Elle a lu 100 pages sérieusement, puis s'est mise à sauter, à feuilleter, touchée parfois par l'écriture. Par contre, elle a lu autour du livre (voir ci-dessus) et a été touchée par l'écrivaine, par son parcours extraordinaire et par l'histoire du livre.
Ayant peu lu, cela lui est difficile de critiquer avec véhémence. D'ailleurs, elle a ouvert le livre au hasard la veille pour lire un passage à Laetitia : c'était une scène d'amour qui faisait fort bonne impression... Même si L'Art de la joie a été souvent évoqué pendant l'été, le livre étant en bonne place visuellement... 800 pages, c'est dur.
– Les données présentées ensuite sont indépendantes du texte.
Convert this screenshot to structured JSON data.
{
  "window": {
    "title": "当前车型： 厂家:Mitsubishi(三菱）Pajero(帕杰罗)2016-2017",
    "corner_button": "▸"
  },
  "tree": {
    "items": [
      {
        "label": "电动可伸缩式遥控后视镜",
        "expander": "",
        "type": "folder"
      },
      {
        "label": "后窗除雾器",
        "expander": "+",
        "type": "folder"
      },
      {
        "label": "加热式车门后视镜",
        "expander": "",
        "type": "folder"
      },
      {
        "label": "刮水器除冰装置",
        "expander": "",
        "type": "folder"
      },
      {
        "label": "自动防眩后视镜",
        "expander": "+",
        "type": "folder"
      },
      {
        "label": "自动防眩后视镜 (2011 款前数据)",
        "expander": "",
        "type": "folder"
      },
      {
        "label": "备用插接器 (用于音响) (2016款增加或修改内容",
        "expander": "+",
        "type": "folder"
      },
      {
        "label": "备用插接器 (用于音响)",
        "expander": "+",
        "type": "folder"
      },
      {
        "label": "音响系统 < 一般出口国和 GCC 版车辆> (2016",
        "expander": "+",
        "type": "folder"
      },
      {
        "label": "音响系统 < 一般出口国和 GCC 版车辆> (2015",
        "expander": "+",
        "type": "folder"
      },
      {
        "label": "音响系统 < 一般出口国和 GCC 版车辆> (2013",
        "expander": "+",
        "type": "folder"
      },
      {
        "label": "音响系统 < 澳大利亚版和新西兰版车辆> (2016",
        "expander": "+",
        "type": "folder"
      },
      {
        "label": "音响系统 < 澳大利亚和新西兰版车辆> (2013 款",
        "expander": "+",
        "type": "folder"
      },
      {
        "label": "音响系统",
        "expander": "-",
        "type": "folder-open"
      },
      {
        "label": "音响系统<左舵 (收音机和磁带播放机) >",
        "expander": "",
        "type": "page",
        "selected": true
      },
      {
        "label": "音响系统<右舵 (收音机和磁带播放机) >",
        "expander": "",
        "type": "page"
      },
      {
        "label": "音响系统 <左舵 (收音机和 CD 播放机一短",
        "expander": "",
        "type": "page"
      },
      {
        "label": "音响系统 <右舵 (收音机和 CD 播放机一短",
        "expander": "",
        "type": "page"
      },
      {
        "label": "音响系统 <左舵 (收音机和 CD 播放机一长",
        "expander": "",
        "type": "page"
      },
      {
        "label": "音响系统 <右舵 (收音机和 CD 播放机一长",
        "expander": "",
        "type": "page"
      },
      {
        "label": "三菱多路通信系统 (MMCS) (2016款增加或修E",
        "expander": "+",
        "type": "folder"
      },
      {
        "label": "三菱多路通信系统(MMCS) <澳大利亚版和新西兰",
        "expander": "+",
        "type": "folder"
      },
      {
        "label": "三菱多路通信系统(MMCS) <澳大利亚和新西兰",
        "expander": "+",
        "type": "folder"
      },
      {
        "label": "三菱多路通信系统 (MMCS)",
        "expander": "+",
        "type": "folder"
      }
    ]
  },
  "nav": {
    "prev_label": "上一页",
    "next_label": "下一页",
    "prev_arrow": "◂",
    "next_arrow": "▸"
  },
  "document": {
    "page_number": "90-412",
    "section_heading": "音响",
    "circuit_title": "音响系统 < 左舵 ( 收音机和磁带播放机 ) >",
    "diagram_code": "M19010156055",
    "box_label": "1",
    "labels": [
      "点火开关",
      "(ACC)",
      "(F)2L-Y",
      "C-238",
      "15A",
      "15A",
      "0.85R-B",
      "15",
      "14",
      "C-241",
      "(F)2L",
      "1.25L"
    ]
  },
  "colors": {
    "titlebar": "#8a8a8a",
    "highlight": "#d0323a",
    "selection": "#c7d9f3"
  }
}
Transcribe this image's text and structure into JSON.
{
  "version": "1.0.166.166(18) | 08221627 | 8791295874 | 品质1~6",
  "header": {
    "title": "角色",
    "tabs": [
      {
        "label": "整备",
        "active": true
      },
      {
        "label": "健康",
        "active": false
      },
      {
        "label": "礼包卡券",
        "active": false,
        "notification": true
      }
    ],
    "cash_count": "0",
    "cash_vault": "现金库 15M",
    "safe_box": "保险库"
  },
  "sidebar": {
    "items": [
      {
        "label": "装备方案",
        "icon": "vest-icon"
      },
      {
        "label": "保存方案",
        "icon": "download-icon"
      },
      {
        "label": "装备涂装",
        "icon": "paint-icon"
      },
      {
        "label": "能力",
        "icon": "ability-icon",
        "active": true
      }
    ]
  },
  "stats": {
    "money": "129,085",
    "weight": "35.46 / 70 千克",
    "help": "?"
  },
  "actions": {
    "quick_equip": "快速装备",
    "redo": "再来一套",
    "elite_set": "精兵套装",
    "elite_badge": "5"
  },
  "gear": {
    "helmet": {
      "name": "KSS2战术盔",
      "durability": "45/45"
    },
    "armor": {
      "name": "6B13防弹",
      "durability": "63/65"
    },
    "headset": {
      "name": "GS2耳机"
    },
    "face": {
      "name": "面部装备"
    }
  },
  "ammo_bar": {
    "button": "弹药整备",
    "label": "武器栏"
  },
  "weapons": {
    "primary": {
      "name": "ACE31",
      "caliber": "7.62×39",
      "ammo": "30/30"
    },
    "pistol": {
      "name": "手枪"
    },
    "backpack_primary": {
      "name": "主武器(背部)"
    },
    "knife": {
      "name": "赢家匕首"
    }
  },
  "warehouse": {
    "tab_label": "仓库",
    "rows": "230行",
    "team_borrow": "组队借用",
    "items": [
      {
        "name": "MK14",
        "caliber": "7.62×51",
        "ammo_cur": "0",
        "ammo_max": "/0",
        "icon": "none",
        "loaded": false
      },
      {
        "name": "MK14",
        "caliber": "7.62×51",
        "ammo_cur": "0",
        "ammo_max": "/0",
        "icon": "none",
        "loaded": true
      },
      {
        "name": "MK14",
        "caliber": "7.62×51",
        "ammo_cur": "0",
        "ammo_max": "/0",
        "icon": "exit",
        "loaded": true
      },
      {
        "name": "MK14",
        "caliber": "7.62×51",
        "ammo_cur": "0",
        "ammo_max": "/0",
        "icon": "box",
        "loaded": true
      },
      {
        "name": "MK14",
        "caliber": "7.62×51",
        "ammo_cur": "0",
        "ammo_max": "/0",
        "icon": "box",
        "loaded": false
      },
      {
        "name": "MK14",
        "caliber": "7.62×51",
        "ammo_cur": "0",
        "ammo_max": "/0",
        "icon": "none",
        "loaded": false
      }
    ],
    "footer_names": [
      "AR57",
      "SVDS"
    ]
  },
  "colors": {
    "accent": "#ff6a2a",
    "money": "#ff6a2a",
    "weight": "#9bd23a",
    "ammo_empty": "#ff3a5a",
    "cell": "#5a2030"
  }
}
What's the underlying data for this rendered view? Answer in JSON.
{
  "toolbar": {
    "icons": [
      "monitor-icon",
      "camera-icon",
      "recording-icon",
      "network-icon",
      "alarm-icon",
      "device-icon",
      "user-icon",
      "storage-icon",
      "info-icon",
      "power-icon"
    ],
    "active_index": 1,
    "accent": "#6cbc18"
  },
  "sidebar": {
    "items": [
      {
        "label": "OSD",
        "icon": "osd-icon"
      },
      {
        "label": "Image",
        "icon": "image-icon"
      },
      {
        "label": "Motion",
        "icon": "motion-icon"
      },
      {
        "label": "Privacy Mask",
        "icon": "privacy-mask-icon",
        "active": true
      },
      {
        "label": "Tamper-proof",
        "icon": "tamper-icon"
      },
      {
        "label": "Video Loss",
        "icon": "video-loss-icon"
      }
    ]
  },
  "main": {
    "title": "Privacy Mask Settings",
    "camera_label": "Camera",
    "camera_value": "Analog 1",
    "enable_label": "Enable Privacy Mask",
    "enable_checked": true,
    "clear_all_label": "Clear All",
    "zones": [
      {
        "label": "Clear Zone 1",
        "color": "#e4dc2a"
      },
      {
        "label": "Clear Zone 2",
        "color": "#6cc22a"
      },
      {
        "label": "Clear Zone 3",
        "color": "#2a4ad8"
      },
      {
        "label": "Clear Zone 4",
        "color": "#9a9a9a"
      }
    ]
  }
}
Laetitia se désigne à son tour comme mauvaise élève... Elle a lu... mais des polars islandais...
Dans sa famille, on lui a parlé de ce livre, par exemple sa tante, mais qui ne l'a pas terminée : cela lui a fait peur. Et le peu qu'elle a lu ne l'a pas passionnée, elle n'a pas été très séduite. Elle remarque que le livre est connu autour d'elle. Laetitia évoque Middlesex de Jeffrey Eugenides...

Agnès a beaucoup aimé aussi Middlesex par l'auteur de Virgin Suicides... mais elle revient à notre livre estival disant qu'elle était très contente qu'on le choisisse car elle en avait beaucoup entendu parler, avec force avis positifs, entendant aussi ce livre cité parmi "les livres qui ont changé votre vie".
Agnès a commencé par Moi, Jean Gabin, qui débute de façon percutante et avec une idée formidable que celle de cette enfant qui sort du cinéma en se prenant désormais pour Jean Gabin... Hélas le livre a déçu Agnès qui était donc préparée négativement pour ses 1101 pages en version électronique.
Elle a commencé par lire en étant persuadée de reconnaître, de lire un livre qu'elle avait déjà lu. Au début, ça allait, mais sans ressentir aucun attachement au personnage, arriviste, c'est devenu déplaisant. Agnès a eu l'impression que le livre aurait pu faire 2000 pages, ne jamais s'arrêter : Modesta tue, elle change de milieu, elle tue, elle change de milieu... C'est trop ! Quel âge a-t-elle d'ailleurs ? Bref, Agnès s'est astreinte à lire, puis c'est devenu vraiment barbant, et elle s'est arrêtée à la page 759/1101 pages. Sa vie transformée par ce livre ? Agnès s'interroge... Et de se replonger dans le dernier Despentes....

Joëlle L qui nous avait proposé cette lecture nous explique pourquoi elle a aimé ce livre : pour son titre, pour son héroïne, pour les histoires qu'on y raconte, pour l'écriture, pour le résultat final sur la lectrice, pour les à-côtés du roman. Voir ›son avis détaillé. Elle déclare sa flamme à ce livre avec un tel brio que le groupe l'applaudit...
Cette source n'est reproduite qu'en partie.